THE POLAROID RETIREMENT PARITY PLAN
-----------------------------------
- THIS IS A DEFINED BENEFIT TYPE PLAN
- FORMULA
* EXCESS BENEFIT PLAN FOR THE COMBINED 415 LIMITATIONS
- THE TRUST WILL HOLD CASH, EQUITY AND FIXED INSTRUMENTS, BUT IN NO
EVENT SHALL HOLD POLAROID CORPORATION SECURITIES.
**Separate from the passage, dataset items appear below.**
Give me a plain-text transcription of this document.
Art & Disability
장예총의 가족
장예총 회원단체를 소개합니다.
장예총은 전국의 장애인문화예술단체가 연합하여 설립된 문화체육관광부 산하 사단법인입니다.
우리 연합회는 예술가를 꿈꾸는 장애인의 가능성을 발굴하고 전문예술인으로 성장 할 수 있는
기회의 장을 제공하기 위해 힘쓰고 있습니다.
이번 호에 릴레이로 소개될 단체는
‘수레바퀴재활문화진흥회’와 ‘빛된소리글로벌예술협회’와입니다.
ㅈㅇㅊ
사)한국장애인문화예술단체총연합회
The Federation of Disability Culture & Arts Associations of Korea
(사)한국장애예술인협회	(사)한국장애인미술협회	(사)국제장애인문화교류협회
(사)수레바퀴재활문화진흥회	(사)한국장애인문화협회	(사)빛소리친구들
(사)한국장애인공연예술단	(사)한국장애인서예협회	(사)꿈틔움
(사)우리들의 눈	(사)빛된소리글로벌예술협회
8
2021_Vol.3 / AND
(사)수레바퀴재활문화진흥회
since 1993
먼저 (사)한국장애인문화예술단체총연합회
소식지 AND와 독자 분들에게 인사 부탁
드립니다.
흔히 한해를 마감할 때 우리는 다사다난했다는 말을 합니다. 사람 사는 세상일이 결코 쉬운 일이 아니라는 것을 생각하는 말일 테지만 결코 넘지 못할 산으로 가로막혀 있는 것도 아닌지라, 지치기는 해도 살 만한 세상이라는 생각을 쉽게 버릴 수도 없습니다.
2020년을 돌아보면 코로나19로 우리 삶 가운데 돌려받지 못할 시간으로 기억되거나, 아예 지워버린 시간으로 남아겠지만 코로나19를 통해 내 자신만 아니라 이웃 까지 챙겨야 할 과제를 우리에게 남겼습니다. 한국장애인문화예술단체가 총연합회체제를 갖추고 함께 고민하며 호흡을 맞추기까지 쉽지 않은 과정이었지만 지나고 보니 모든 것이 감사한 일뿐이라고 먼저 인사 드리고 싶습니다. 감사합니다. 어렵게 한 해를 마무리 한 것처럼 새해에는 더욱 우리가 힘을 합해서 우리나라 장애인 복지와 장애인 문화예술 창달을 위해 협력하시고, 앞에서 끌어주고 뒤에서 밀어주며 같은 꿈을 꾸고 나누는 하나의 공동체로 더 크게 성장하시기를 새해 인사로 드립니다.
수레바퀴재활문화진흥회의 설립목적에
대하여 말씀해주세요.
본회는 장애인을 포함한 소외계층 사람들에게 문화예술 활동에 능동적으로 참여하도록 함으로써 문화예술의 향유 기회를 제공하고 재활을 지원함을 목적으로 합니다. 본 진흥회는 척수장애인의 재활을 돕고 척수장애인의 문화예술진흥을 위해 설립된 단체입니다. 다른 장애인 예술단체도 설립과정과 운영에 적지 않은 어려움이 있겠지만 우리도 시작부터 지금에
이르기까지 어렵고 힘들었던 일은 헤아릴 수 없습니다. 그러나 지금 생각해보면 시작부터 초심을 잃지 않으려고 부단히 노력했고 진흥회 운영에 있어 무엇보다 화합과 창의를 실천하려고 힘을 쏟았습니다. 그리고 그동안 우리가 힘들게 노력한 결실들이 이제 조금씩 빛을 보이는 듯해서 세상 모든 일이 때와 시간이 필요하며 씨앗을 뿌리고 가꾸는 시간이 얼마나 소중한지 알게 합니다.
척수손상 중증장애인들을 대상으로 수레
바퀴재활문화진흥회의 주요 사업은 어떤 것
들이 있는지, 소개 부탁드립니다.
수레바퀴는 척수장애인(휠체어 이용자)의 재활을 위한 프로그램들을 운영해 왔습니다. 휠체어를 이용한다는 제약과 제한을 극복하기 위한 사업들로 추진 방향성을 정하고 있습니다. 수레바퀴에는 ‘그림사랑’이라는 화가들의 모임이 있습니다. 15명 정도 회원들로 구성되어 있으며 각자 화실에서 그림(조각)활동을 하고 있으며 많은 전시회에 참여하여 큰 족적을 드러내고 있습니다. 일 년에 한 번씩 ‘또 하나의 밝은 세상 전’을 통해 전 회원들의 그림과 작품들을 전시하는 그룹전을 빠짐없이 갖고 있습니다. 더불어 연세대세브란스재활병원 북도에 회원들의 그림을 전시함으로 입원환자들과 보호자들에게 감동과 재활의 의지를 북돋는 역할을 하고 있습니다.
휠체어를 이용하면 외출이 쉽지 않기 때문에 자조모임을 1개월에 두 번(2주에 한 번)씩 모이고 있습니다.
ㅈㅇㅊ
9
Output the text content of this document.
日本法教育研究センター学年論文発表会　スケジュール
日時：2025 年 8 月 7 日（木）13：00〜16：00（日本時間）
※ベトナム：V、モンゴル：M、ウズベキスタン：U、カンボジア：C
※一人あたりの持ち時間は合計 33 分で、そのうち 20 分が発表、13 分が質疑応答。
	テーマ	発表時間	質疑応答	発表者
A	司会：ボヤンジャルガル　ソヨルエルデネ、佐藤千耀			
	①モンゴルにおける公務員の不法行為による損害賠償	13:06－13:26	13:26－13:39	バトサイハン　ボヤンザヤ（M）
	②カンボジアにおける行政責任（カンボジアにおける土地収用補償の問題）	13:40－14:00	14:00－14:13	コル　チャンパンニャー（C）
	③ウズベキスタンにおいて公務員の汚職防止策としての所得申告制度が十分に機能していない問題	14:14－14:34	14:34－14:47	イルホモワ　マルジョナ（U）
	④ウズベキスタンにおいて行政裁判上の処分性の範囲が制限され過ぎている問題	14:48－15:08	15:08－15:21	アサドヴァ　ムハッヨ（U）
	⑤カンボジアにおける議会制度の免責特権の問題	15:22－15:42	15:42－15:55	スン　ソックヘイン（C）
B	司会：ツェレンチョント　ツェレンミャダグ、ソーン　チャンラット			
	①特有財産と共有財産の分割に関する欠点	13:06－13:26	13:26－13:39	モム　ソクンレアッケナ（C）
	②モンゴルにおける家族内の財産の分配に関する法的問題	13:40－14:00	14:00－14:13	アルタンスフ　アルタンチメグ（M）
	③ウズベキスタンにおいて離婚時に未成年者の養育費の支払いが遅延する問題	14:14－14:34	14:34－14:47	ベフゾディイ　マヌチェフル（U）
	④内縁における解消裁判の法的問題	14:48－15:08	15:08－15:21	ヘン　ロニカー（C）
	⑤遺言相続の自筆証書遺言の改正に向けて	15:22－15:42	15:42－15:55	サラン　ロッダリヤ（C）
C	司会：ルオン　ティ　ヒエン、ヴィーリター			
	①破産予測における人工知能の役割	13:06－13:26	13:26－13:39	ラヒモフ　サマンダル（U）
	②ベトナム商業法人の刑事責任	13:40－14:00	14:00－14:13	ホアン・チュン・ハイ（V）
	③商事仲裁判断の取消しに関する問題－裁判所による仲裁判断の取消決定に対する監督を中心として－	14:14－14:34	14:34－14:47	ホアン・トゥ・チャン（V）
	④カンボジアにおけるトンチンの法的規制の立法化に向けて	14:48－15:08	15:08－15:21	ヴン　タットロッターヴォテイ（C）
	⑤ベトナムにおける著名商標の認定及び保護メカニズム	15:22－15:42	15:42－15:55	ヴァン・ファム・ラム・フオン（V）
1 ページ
THE POLAROID EXECUTIVE EQUALIZATION RETIREMENT PLAN
---------------------------------------------------
- THIS IS A DEFINED BENEFIT TYPE PLAN
- FORMULA
* TOP HAT PLAN FOR INDIVIDUALS WHO EXCEED THE IRS LIMITATIONS
ON COMPENSATION
- THE TRUST WILL HOLD CASH, EQUITY AND FIXED INSTRUMENTS, BUT IN NO
EVENT SHALL HOLD POLAROID CORPORATION SECURITIES.
THE POLAROID SUPPLEMENTAL BENEFIT PLAN
--------------------------------------
- THE TRUST WILL HOLD CASH, EQUITY AND FIXED INSTRUMENTS, BUT IN NO
EVENT SHALL HOLD POLAROID CORPORATION SECURITIES.